Companies doing basic research or industrial development would be able to claim up to €500,000 in bonuses each year, according to the draft law. Previous versions of the bill limited the funds to small and mid-sized companies, but the latest version has no such restrictions.
Only a week ago, the chancellor's spokesman Steffen Seibert denied the need for a package of measures to boost growth.
German businesses have long called for tax incentives to aid private research and development. The upcoming measures, spearheaded by Germany's Finance Minister Olaf Scholz, follow the government's latest revision of its growth forecast, downwards for 2019 from a 2.1% projection a year ago.
Germany's economic growth forecast was first revised down to 1.8% but cut again to 1.0% in January.
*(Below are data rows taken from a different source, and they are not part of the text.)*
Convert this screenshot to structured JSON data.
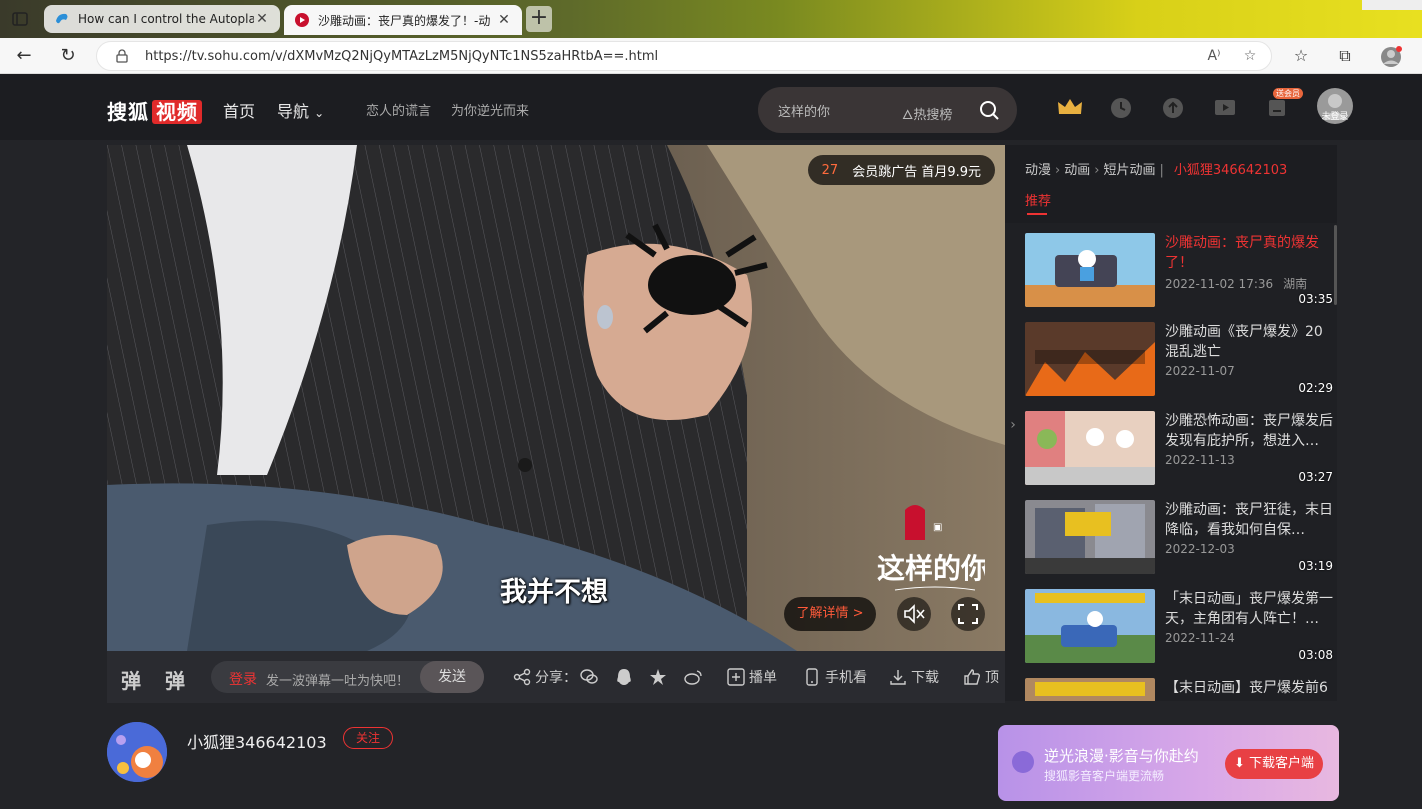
{
  "browser": {
    "tabs": [
      {
        "title": "How can I control the Autoplay o",
        "active": false
      },
      {
        "title": "沙雕动画：丧尸真的爆发了！-动",
        "active": true
      }
    ],
    "new_tab": "+",
    "url": "https://tv.sohu.com/v/dXMvMzQ2NjQyMTAzLzM5NjQyNTc1NS5zaHRtbA==.html"
  },
  "header": {
    "logo_text": "搜狐",
    "logo_badge": "视频",
    "nav": [
      "首页",
      "导航"
    ],
    "sub_links": [
      "恋人的谎言",
      "为你逆光而来"
    ],
    "search_placeholder": "这样的你",
    "hot_label": "热搜榜",
    "gift_badge": "送会员",
    "login_label": "未登录"
  },
  "player": {
    "ad_countdown": "27",
    "ad_text": "会员跳广告 首月9.9元",
    "subtitle": "我并不想",
    "watermark": "这样的你",
    "learn_more": "了解详情 >"
  },
  "controls": {
    "danmu_icon1": "弹",
    "danmu_icon2": "弹",
    "login": "登录",
    "danmu_placeholder": "发一波弹幕一吐为快吧！",
    "send": "发送",
    "share": "分享：",
    "playlist": "播单",
    "mobile": "手机看",
    "download": "下载",
    "like": "顶"
  },
  "side": {
    "breadcrumbs": [
      "动漫",
      "动画",
      "短片动画"
    ],
    "author": "小狐狸346642103",
    "tab": "推荐",
    "items": [
      {
        "title": "沙雕动画：丧尸真的爆发了！",
        "date": "2022-11-02 17:36",
        "loc": "湖南",
        "duration": "03:35",
        "current": true
      },
      {
        "title": "沙雕动画《丧尸爆发》20混乱逃亡",
        "date": "2022-11-07",
        "loc": "",
        "duration": "02:29",
        "current": false
      },
      {
        "title": "沙雕恐怖动画：丧尸爆发后发现有庇护所，想进入…",
        "date": "2022-11-13",
        "loc": "",
        "duration": "03:27",
        "current": false
      },
      {
        "title": "沙雕动画：丧尸狂徒，末日降临，看我如何自保…",
        "date": "2022-12-03",
        "loc": "",
        "duration": "03:19",
        "current": false
      },
      {
        "title": "「末日动画」丧尸爆发第一天，主角团有人阵亡！…",
        "date": "2022-11-24",
        "loc": "",
        "duration": "03:08",
        "current": false
      },
      {
        "title": "【末日动画】丧尸爆发前6",
        "date": "",
        "loc": "",
        "duration": "",
        "current": false
      }
    ]
  },
  "uploader": {
    "name": "小狐狸346642103",
    "follow": "关注"
  },
  "promo": {
    "title": "逆光浪漫·影音与你赴约",
    "subtitle": "搜狐影音客户端更流畅",
    "button": "下载客户端"
  },
  "colors": {
    "accent": "#e33333",
    "bg": "#232428"
  }
}
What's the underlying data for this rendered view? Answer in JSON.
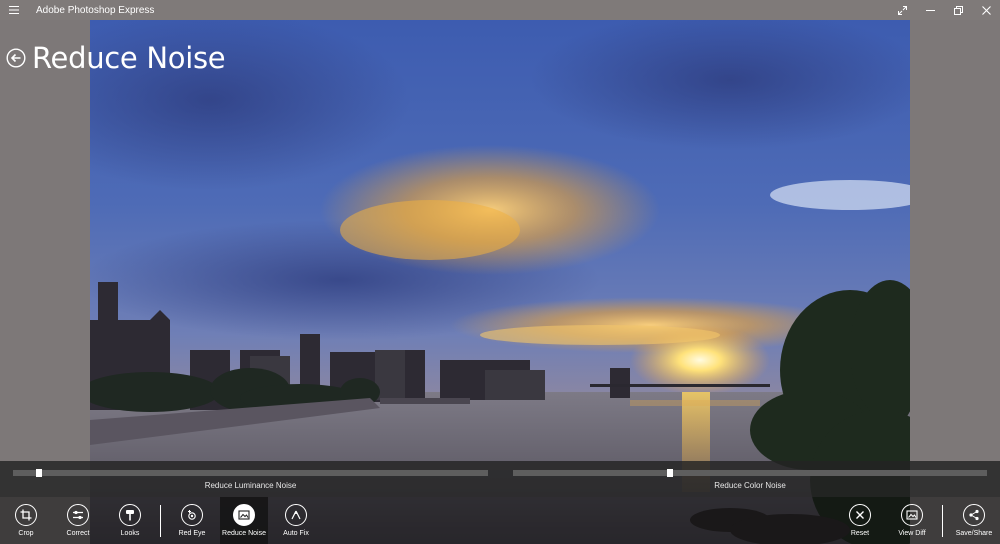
{
  "window": {
    "title": "Adobe Photoshop Express",
    "menu_icon": "hamburger-icon",
    "controls": [
      "fullscreen-icon",
      "minimize-icon",
      "restore-icon",
      "close-icon"
    ]
  },
  "page": {
    "title": "Reduce Noise",
    "back_icon": "back-arrow-icon"
  },
  "sliders": [
    {
      "label": "Reduce Luminance Noise",
      "value": 0.05
    },
    {
      "label": "Reduce Color Noise",
      "value": 0.33
    }
  ],
  "toolbar": {
    "left": [
      {
        "label": "Crop",
        "icon": "crop-icon"
      },
      {
        "label": "Correct",
        "icon": "sliders-icon"
      },
      {
        "label": "Looks",
        "icon": "paint-roller-icon"
      },
      {
        "label": "Red Eye",
        "icon": "red-eye-icon"
      },
      {
        "label": "Reduce Noise",
        "icon": "reduce-noise-icon",
        "active": true
      },
      {
        "label": "Auto Fix",
        "icon": "magic-wand-icon"
      }
    ],
    "right": [
      {
        "label": "Reset",
        "icon": "reset-icon"
      },
      {
        "label": "View Diff",
        "icon": "view-diff-icon"
      },
      {
        "label": "Save/Share",
        "icon": "share-icon"
      }
    ]
  },
  "colors": {
    "chrome": "#7f7a79",
    "panel": "#232323",
    "text": "#ffffff",
    "sky_top": "#3a55a8",
    "sunset_gold": "#e8a33a"
  }
}
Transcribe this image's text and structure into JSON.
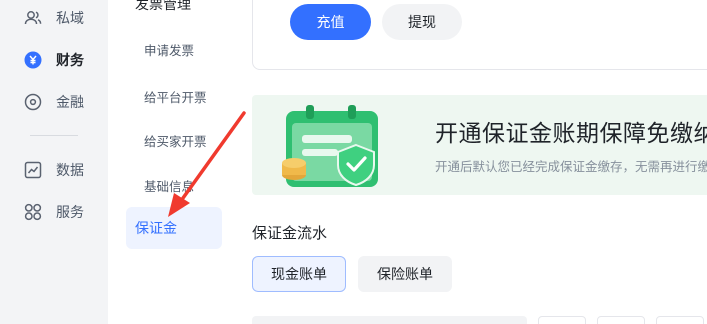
{
  "rail": {
    "items": [
      {
        "label": "私域",
        "icon": "users-icon"
      },
      {
        "label": "财务",
        "icon": "yuan-coin-icon",
        "active": true
      },
      {
        "label": "金融",
        "icon": "target-circle-icon"
      },
      {
        "label": "数据",
        "icon": "chart-line-icon"
      },
      {
        "label": "服务",
        "icon": "grid-apps-icon"
      }
    ]
  },
  "submenu": {
    "group_label": "发票管理",
    "items": [
      "申请发票",
      "给平台开票",
      "给买家开票",
      "基础信息"
    ],
    "active_item": "保证金"
  },
  "actions": {
    "recharge": "充值",
    "withdraw": "提现"
  },
  "banner": {
    "title": "开通保证金账期保障免缴纳",
    "subtitle": "开通后默认您已经完成保证金缴存，无需再进行缴纳"
  },
  "flow": {
    "title": "保证金流水",
    "tabs": [
      "现金账单",
      "保险账单"
    ]
  },
  "colors": {
    "accent": "#3370ff",
    "banner_bg": "#eef7f1",
    "illustration_green": "#2fbf71",
    "annotation_red": "#f03a2e"
  }
}
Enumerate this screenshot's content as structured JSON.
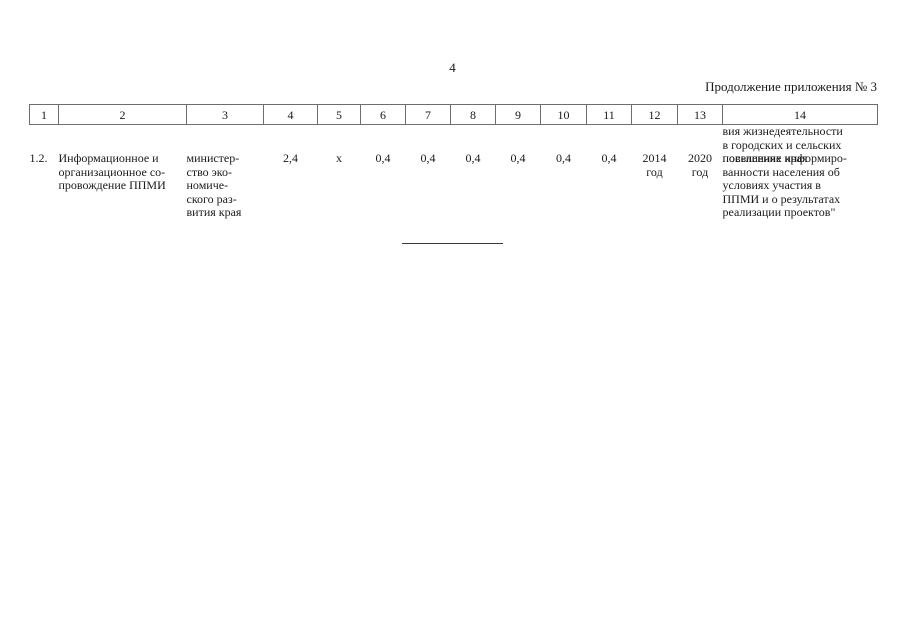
{
  "document": {
    "page_number": "4",
    "continuation_note": "Продолжение приложения № 3"
  },
  "table": {
    "column_headers": [
      "1",
      "2",
      "3",
      "4",
      "5",
      "6",
      "7",
      "8",
      "9",
      "10",
      "11",
      "12",
      "13",
      "14"
    ],
    "header_overflow_col14": [
      "вия жизнедеятельности",
      "в городских и сельских",
      "поселениях края"
    ],
    "row": {
      "item_number": "1.2.",
      "name_lines": [
        "Информационное и",
        "организационное со-",
        "провождение ППМИ"
      ],
      "executor_lines": [
        "министер-",
        "ство эко-",
        "номиче-",
        "ского раз-",
        "вития края"
      ],
      "total": "2,4",
      "col5": "x",
      "col6": "0,4",
      "col7": "0,4",
      "col8": "0,4",
      "col9": "0,4",
      "col10": "0,4",
      "col11": "0,4",
      "start_year_value": "2014",
      "start_year_unit": "год",
      "end_year_value": "2020",
      "end_year_unit": "год",
      "result_lines": [
        "повышение информиро-",
        "ванности населения об",
        "условиях участия в",
        "ППМИ и о результатах",
        "реализации проектов\""
      ]
    }
  }
}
On Wednesday, the cabinet scaled down its projections once more, bringing the expected growth to 0.5%.
'The best times for the economy are over'
Economy Minister Peter Altmeier described the new figures as a "wake-up call" for the EU's biggest economy. He said the slowing world economy, trade disputes and Brexit uncertainty were weighing on the German economy.
Altmeier has repeatedly called for Germany to cut its corporate tax rate, but his plan did not meet with approval from the whole of the ruling coalition.
On Wednesday, the BDI industry association also urged the government to provide more incentives for eco-friendly investment and to cut corporate taxes.
"The best times for the economy are over," BDI Managing Director Joachim Lang said. "The government must not lose any more time."
Finance Minister Scholz has objected to the idea, instead focusing on stimulating research and development to fight the slowdown. Germany's cabinet is expected to pass his measures in mid-May, with the law going into effect in January 2020.
Despite the gloomy outlook for 2019, the government predicts 1.5% growth for 2020.